Monday, October 05, 2009

Full employment

Bad times

As this 1909 poster shows, the Conservatives have long campaigned for full employment and it is no surprise that it should be part of the theme for this year's Conservative Party conference- people are feeling pretty bruised out there, unemployment is rising, huge numbers of people languish seemingly unwanted and uncared for by Labour on incapacity benefit and the social consequences are horrific but we have been there before...
In the early 1980s, as unemployment rose above two million and headed inexorably for three million, the growing army of the unemployed workless was the most toxic political issue of the day and was used by Labour to point to the alleged heartlessness of the Tory government led by Margaret Thatcher. Sounds just like today really and strangely enough the Labour stratergy is the same too as the political narrative appears once more to be about blaming the Tories. Funnily enough, I doubt it will work.

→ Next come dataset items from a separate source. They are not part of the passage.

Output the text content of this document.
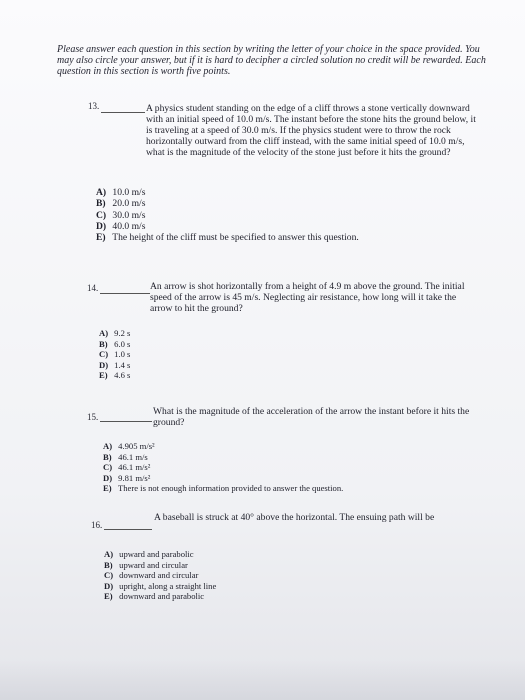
Please answer each question in this section by writing the letter of your choice in the space provided. You may also circle your answer, but if it is hard to decipher a circled solution no credit will be rewarded. Each question in this section is worth five points.
13.	A physics student standing on the edge of a cliff throws a stone vertically downward with an initial speed of 10.0 m/s. The instant before the stone hits the ground below, it is traveling at a speed of 30.0 m/s. If the physics student were to throw the rock horizontally outward from the cliff instead, with the same initial speed of 10.0 m/s, what is the magnitude of the velocity of the stone just before it hits the ground?
A) 10.0 m/s
B) 20.0 m/s
C) 30.0 m/s
D) 40.0 m/s
E) The height of the cliff must be specified to answer this question.
14.	An arrow is shot horizontally from a height of 4.9 m above the ground. The initial speed of the arrow is 45 m/s. Neglecting air resistance, how long will it take the arrow to hit the ground?
A) 9.2 s
B) 6.0 s
C) 1.0 s
D) 1.4 s
E) 4.6 s
15.	What is the magnitude of the acceleration of the arrow the instant before it hits the ground?
A) 4.905 m/s²
B) 46.1 m/s
C) 46.1 m/s²
D) 9.81 m/s²
E) There is not enough information provided to answer the question.
16.
A baseball is struck at 40° above the horizontal. The ensuing path will be
A) upward and parabolic
B) upward and circular
C) downward and circular
D) upright, along a straight line
E) downward and parabolic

The line that Labour is pedaling that it is uniquely the only party offering the training and development for individuals who find themselves unemployed is a fiction that is as implausible as Bron's surreal 'Tory Cuts vs Labour investment' proposition a few months ago.
Another fiction is the myth that that the Conservatives in the mid-1980s simply did nothing to help the unemployed yet it is used by Labour ministers routinely and blindingly accepted in some sections of the media.
Actually Sir David Young, who was then brought into the Cabinet with a peerage as employment secretary revolutionised the UK's training and skills agenda. Lady Thatcher later said that his schemes for getting the unemployed back to work made a major contribution to her 1987 election victory and tellingly that that the Action for Jobs programme was "the single most effective economic programme we launched in my time in government".
Later, the much derided Youth Training Scheme, established in the depths of a recession, was dealing with 400,000 school-leavers at a time, offering training and work experience with business and (after a fashion and huge initial obstruction) unions working together. I know more than one businessman here in Southampton that cut his teeth on the YTS scheme who went on to be incredibly successful.
David Cameron, then, is on familiar Tory territory in opening his party's conference in Manchester with a focus on how to tackle an unemployment crisis every bit as bad as that of two decades ago but which today's Labour government seems singularly ill-equipped to tackle. It does not even have an employment department any more, but rather a Work and Pensions ministry no longer dedicated to job creation.
If Cameron can win the voters confidence on this issue, he will go quite some way in looking like a Prime Minister in waiting, surely the key goal of this conference week?


Anonymous Anonymous said...

Full employment? With this government? somr hope!